La procédure, comme dans chaque type de divorce, débute par le dépôt d'une requête en divorce, laquelle ne fait état ni du fondement juridique du divorce, ni les faits qui sont à l'origine de la demande. Cette requête présentée par l'Avocat de l'époux en demande indique les éventuelles mesures urgentes qui s'imposent, ainsi que les mesures provisoires qui s'imposent, lesquelles prendront application jusqu'au prononcé du divorce.

Cette requête amène à une audience dite de « tentative de conciliation » devant le Juge Aux Affaires Familiales qui a pour objet de tenter de mettre d'accord les époux sur le divorce et ses conséquences, mais surtout, de permettre l'assignation en divorce et de mettre en place les mesures provisoires.

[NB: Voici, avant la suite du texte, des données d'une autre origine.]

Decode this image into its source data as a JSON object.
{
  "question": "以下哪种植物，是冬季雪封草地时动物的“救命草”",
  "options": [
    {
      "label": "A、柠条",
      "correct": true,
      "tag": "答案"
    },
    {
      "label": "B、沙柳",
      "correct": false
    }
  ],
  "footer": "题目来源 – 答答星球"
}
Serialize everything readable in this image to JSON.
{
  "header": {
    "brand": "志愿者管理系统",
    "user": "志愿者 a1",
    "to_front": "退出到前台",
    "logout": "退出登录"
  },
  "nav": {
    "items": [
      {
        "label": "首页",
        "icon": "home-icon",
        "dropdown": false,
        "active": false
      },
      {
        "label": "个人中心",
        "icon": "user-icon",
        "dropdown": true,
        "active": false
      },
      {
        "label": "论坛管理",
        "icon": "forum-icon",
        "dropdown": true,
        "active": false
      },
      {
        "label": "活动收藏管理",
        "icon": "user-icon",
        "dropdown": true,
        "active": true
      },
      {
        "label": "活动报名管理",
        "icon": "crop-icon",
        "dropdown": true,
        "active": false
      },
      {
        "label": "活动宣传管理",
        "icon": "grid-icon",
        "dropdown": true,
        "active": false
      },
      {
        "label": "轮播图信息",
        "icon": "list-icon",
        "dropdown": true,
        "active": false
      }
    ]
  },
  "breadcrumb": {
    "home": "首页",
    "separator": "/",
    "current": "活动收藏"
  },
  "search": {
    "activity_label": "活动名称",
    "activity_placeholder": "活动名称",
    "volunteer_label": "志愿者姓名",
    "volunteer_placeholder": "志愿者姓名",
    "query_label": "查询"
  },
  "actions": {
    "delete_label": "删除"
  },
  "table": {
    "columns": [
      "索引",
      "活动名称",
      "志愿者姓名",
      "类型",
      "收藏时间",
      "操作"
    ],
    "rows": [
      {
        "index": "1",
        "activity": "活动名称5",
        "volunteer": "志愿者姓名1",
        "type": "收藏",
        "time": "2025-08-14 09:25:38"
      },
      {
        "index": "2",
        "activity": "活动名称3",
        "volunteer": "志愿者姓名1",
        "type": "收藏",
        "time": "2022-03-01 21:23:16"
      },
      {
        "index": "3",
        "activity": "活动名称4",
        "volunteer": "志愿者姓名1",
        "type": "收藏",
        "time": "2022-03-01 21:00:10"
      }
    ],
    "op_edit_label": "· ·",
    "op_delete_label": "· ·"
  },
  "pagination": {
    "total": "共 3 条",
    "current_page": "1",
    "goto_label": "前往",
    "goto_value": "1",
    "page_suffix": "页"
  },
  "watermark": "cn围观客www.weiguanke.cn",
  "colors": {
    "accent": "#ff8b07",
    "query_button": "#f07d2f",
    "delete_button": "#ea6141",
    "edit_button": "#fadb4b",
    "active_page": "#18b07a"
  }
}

A l'issu de cette Ordonnance de non conciliation, l'époux à l'origine de la requête est autorisé à assigner son conjoint en divorce. Faute de diligence de sa part dans un délai de trois mois, l'époux en défense pourra alors lui-même assigner en divorce sur la base de demandes reconventionnelles. Contrairement à la requête initiale, l'assignation contient le fondement de la demande, les griefs reprochés, ainsi que l'objet de toutes ses demandes (prestation compensatoire, attribution du domicile conjugal, résidence de l'enfant ...).

Le Juge aux Affaires Familiales statuera ainsi, en fonction des éléments apportés par l'un et l'autre époux, pour prononcer le divorce, soit aux tords de l'un, soit aux torts partagés des époux, ou peut refuser de prononcer le divorce s'il estime qu'aucune faute n'est suffisamment démontrée.

Le divorce pour altération définitive du lien conjugale.

Ce divorce fait partie des procédures dites non-contentieuses.

Il permet, depuis l'entrée en vigueur de la réforme à savoir le 1er janvier 2005, aux époux de divorcer s'ils justifient d'un défaut de cohabitation ou d'une séparation de fait depuis au moins deux ans, ou d'une altération grave des facultés mentales d'un époux depuis au moins deux ans.

Il est précisé que ce délai se décompte jusqu'à l'assignation en divorce qui succède à l'audience de tentative de conciliation ainsi qu'à la requête initiale.

A l'identique des autres procédures de divorce, rien n'empêche les époux de présenter à tout moment devant le Juge Aux Affaires Familiales une convention constatant leur accord sur le principe et les effets du divorce, en vue de basculer ainsi dans la procédure dite de divorce par consentement mutuel.